Ma perche allora alcuni colleghi intraprendono la scelta di porre in essere le terapie riparative dell’omosessualità?

Con estremo dispiacere mi sento in dovere di suddividere tali colleghi in tre categorie principali: 

- Lo psicologo di matrice cattolica : premesso che qualunque professionista è legittimato ad avere un proprio credo religioso, è assolutamente consono altresì che lo specialista nel compimento del suo lavoro utilizzi solo ed esclusivamente le proprie competenze scientifiche e di buon senso e non astrusi concetti ideologici a carattere religioso. I colleghi che rientrano in questa categoria invero sono permeati da una coscienza religiosa che inficia l’utilita e la forza del colloquio clinico trasmutandosi in una sorta di prete – suora che soggiace all’idea dell’omossessualità come malattia o ancora peggio come  deviazione dal normalità. Lo psicologo di matrice cattolica indi non si rifà a concetti scientifici e a dottrine psicologiche ma a postulati teorici di ordine religioso convinto di agire nel “è cosa buona e giusta” riparando un anomalia nell’orientamento sessuale dell’individuo. 

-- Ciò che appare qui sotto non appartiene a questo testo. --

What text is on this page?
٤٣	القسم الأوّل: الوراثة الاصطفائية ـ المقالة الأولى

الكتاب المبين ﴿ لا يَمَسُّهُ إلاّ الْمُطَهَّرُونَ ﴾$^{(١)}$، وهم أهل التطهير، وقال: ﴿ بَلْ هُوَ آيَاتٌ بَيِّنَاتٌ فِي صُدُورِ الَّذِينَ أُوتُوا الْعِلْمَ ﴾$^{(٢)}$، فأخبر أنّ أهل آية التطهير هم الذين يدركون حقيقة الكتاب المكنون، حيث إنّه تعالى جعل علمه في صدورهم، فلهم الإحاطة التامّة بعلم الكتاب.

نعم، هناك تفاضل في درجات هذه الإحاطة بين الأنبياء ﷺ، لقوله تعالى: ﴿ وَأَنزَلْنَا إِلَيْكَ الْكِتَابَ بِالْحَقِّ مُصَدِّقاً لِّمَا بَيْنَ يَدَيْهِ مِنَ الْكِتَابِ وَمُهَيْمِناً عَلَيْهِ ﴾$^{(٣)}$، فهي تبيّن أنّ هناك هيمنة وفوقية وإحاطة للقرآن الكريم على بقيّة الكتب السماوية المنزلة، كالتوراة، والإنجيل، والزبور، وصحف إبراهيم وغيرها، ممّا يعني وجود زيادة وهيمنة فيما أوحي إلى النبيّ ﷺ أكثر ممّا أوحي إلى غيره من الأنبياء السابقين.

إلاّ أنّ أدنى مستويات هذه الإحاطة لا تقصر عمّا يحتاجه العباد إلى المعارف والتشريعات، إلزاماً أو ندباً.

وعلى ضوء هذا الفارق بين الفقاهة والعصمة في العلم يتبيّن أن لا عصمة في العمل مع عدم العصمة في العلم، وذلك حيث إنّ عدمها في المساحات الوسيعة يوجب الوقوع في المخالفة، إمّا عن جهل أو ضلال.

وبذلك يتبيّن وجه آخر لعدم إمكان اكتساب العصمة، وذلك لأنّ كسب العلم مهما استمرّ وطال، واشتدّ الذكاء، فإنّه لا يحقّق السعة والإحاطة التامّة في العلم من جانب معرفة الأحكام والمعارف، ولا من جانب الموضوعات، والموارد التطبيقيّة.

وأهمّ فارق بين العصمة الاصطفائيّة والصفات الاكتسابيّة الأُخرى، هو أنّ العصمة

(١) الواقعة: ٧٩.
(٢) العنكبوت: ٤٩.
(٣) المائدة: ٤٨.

- Lo psicologo cattolico – estremista: sebbene tale categoria possa essere interpretata come una sottocategoria della precedente  credo sia più opportuno separarla per darle la giusta importanza. In tal guisa lo specialista porta all’estremo l’ideologia cattolica in un processo di pensiero a carattere delirante. Non solo è fermamente convinto che l’omosessualità sia una malattia da curare, ma è fermamente propenso a  considerarla un peccato divino che oltraggia il suo dio. In virtù di tale postulato lo psicologo estremista si cala nel ruolo di salvatore, quasi come se lavorasse per conto del suo Signore,  ed il suo scopo non è più supportare ed aiutare il paziente ma quello di salvarlo dal castigo eterno e di riportarlo nella grazia di Dio. 

- Lo psicologo omosessuale  frustrato: in tal caso ci troviamo davanti ad un collega che non accetta la propria omosessualità e che tenta in modo ossessivo – compulsivo di curare il proprio paziente nell’illusorio tentativo di aiutare se stesso. Tale professionista sarà particolarmente estremista e porra in essere atteggiamenti e ideologie omofobe la cui matrice psicologica risiederebbe nella rabbia verso se stesso che attraverso un processo di proiezione diventa eterodiretta. 

 

La pericolosità sociale di tali colleghi credo sia indubbia e andrebbe tenuta sotto controllo dagli organi competenti soprattutto qualora si arruolino in associazioni estremiste come Obiettivo Chaire o a personaggi quali Mario Adinolfi. 

La pericolosità sociale di tali organizzazioni si estrinseca su tre livelli:

- Sociale: alimenta sentimenti omofobi nella società, contribuisce alla discriminazione delle persone gay e trans, traccia arbitrariamente il confine tra normale e anormale, stigmatizza le persone in sane e malate, sminuisce acting out criminali a carattere omofobico e promuove compagne pseudo informative volte all’arretratezza culturale e sociale negando diritti fondamentali alle persone gay e trans. 

- Personale: incentiva e promuove le convinzioni deliranti dei colleghi  di matrice religiosa, ed estremisti dando loro un ruolo ed un contesto dove agire le loro scellerate terapie riparative. 

- Famigliare: offende e schernisce tutte quelle famiglie che accolgono un figlio omosessuale nel tentativo di emarginarle socialmente e al contempo incentivano i comportamenti disfunzionali di quei nuclei famigliari che non accettano il proprio figlio gay.